Recently, I’ve been experimenting with on-device AI — libraries to run an LLM inside the context of a Chrome Extension (LLaMaTab) and, more generally, to embed in any static React App (react-llm). But will on-device AI be the prevailing paradigm, or will we always use hosted APIs?
The answer is both. But the space of interesting local LLM use cases is growing.
Some interesting properties of on-device AI:
- Decentralizes the cost of serving the models. This opens up a class of use cases that wouldn’t be economically feasible to serve.
- Smaller models are quicker to iterate on. More developers can experiment with them.

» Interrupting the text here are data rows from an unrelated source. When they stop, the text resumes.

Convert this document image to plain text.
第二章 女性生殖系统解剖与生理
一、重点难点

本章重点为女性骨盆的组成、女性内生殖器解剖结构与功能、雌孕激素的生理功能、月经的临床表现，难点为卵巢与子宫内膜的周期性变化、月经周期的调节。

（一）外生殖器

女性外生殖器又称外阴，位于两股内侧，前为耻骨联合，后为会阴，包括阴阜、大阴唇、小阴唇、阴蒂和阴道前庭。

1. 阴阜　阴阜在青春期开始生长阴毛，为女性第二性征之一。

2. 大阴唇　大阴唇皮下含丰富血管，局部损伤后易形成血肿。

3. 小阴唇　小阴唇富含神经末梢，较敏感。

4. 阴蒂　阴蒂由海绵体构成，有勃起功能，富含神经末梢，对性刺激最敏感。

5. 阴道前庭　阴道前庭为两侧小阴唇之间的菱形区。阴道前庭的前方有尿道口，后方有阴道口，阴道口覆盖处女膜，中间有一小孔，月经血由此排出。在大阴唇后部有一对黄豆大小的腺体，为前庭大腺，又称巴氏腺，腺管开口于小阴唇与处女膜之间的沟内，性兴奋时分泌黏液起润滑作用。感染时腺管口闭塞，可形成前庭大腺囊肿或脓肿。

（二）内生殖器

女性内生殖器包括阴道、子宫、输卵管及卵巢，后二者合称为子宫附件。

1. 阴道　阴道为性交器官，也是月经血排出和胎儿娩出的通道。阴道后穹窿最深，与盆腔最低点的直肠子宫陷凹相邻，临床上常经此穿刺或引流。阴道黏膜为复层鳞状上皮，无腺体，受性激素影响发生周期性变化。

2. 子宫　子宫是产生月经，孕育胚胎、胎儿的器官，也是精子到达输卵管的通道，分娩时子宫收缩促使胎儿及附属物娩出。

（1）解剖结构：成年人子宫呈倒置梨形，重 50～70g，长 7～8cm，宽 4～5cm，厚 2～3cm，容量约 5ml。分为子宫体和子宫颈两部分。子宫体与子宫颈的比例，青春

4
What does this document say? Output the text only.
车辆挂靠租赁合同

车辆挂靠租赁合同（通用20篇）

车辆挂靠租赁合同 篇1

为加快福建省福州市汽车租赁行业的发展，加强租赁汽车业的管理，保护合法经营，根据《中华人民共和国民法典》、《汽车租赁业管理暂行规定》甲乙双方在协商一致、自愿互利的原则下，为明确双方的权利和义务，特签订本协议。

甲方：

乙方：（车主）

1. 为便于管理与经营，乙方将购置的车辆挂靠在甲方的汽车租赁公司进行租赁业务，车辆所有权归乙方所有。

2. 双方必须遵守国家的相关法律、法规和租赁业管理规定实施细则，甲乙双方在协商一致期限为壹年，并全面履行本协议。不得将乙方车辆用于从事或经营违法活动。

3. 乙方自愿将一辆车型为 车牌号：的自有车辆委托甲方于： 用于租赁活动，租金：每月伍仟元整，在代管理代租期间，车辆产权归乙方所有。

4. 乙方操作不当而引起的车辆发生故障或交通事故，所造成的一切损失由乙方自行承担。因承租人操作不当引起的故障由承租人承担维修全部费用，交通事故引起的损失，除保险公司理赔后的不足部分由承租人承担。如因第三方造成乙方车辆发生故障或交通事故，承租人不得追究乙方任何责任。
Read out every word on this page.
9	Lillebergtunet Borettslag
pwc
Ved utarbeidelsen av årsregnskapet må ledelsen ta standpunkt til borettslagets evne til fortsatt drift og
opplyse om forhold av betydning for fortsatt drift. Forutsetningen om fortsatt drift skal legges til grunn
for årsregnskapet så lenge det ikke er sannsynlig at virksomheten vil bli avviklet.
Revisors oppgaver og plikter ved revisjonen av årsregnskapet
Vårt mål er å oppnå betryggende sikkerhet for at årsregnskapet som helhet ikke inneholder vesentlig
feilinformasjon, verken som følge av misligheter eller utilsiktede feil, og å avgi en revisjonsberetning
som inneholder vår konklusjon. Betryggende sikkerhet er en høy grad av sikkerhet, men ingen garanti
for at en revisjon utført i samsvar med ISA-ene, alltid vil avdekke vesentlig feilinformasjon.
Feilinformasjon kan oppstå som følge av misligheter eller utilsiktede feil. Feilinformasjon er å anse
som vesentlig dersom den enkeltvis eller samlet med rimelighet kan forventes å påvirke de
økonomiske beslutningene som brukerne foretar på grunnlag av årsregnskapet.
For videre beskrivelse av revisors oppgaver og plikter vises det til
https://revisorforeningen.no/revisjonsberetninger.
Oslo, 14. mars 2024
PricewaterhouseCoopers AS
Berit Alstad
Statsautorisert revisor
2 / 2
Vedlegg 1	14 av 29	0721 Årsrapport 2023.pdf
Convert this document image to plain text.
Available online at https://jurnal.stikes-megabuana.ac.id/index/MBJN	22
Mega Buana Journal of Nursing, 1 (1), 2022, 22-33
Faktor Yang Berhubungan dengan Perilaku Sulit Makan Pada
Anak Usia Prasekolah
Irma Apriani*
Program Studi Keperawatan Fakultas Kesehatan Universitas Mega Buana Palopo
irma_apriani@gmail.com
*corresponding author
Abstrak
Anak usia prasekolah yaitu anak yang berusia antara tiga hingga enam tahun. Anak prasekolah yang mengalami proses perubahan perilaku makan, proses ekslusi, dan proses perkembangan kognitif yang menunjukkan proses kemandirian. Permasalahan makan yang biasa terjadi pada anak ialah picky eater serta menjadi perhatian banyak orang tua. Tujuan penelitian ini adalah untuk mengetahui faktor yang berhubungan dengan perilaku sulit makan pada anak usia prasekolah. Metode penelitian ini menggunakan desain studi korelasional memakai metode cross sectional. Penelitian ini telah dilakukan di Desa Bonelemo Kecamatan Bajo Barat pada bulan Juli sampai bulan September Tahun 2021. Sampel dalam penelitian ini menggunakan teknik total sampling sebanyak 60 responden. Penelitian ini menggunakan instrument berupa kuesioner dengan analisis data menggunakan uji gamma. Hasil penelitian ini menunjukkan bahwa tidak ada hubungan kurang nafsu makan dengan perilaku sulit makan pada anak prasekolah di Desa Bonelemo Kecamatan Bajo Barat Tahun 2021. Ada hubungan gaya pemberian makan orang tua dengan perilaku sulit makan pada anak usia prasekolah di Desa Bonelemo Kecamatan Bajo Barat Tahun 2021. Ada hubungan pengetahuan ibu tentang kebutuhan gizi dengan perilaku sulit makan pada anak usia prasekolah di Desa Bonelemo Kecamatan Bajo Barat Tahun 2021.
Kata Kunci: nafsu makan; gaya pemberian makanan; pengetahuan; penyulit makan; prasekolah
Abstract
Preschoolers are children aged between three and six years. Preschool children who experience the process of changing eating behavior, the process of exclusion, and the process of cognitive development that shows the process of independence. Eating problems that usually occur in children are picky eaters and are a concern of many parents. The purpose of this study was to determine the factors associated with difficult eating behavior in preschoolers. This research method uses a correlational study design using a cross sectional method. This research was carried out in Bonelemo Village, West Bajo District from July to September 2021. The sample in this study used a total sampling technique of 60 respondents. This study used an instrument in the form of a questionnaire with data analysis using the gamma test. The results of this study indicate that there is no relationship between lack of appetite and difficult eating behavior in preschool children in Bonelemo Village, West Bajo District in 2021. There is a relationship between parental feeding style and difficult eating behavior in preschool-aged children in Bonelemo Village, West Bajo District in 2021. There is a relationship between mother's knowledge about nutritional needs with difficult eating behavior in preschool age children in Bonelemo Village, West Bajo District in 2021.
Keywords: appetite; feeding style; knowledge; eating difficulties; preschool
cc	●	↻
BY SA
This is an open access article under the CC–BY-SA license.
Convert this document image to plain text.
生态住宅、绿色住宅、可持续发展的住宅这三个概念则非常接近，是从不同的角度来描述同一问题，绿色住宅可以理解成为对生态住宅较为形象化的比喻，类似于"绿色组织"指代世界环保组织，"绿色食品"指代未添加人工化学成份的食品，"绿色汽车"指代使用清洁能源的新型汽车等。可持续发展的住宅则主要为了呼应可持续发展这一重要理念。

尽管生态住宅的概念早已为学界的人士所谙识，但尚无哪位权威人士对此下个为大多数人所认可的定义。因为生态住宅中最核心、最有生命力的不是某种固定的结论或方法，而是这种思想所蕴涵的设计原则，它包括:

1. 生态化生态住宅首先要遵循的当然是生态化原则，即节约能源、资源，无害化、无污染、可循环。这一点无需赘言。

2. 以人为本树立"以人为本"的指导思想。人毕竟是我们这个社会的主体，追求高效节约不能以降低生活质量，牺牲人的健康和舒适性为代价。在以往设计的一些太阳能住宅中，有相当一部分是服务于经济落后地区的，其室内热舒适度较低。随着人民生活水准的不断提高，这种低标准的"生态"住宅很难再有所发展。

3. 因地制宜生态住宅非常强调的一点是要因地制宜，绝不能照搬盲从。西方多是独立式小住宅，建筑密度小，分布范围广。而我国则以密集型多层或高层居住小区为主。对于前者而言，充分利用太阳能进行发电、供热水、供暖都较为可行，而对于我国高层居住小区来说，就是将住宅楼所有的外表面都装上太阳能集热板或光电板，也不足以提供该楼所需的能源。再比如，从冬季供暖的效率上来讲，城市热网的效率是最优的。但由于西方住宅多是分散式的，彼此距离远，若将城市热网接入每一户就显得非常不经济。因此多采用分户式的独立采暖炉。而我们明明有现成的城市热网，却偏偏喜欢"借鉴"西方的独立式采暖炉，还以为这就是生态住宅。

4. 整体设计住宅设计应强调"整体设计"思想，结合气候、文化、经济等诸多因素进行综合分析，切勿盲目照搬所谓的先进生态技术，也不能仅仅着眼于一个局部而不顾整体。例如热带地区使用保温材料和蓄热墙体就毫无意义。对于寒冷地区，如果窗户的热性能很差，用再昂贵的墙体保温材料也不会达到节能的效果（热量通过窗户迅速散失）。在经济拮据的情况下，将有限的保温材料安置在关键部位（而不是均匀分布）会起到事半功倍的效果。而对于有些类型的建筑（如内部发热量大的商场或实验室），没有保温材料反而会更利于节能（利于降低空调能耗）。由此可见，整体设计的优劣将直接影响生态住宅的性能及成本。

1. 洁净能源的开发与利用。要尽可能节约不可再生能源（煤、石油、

- Better fit for specific modalities (e.g., speech-to-text).
- The incentive for certain companies to ship this (i.e., Apple, other hardware companies).
The benefits of serverside inference
- Economies of scale to hosting models -- parameters can be loaded once and serve larger batch sizes, amortizing the cost.
- Online training and augmentation. Incorporate new data via a search index or other data source.
- Fundamental limits on chips and RAM mean huge models can’t be served locally. Cloud is elastic.
Possible futures?
- Hybrid architecture — LLMs are (currently) stateless APIs, so it might be possible to string together both local and hosted models.
- Many small on-device models. Instead of a single model, routing to multiple small, purpose-built models to accomplish tasks.
- ASIC for transformers that accelerates inference on-device in a meaningful way.
- Software optimizations that drastically lower the resources required to inference a model (see my hacker’s guide to LLM optimization).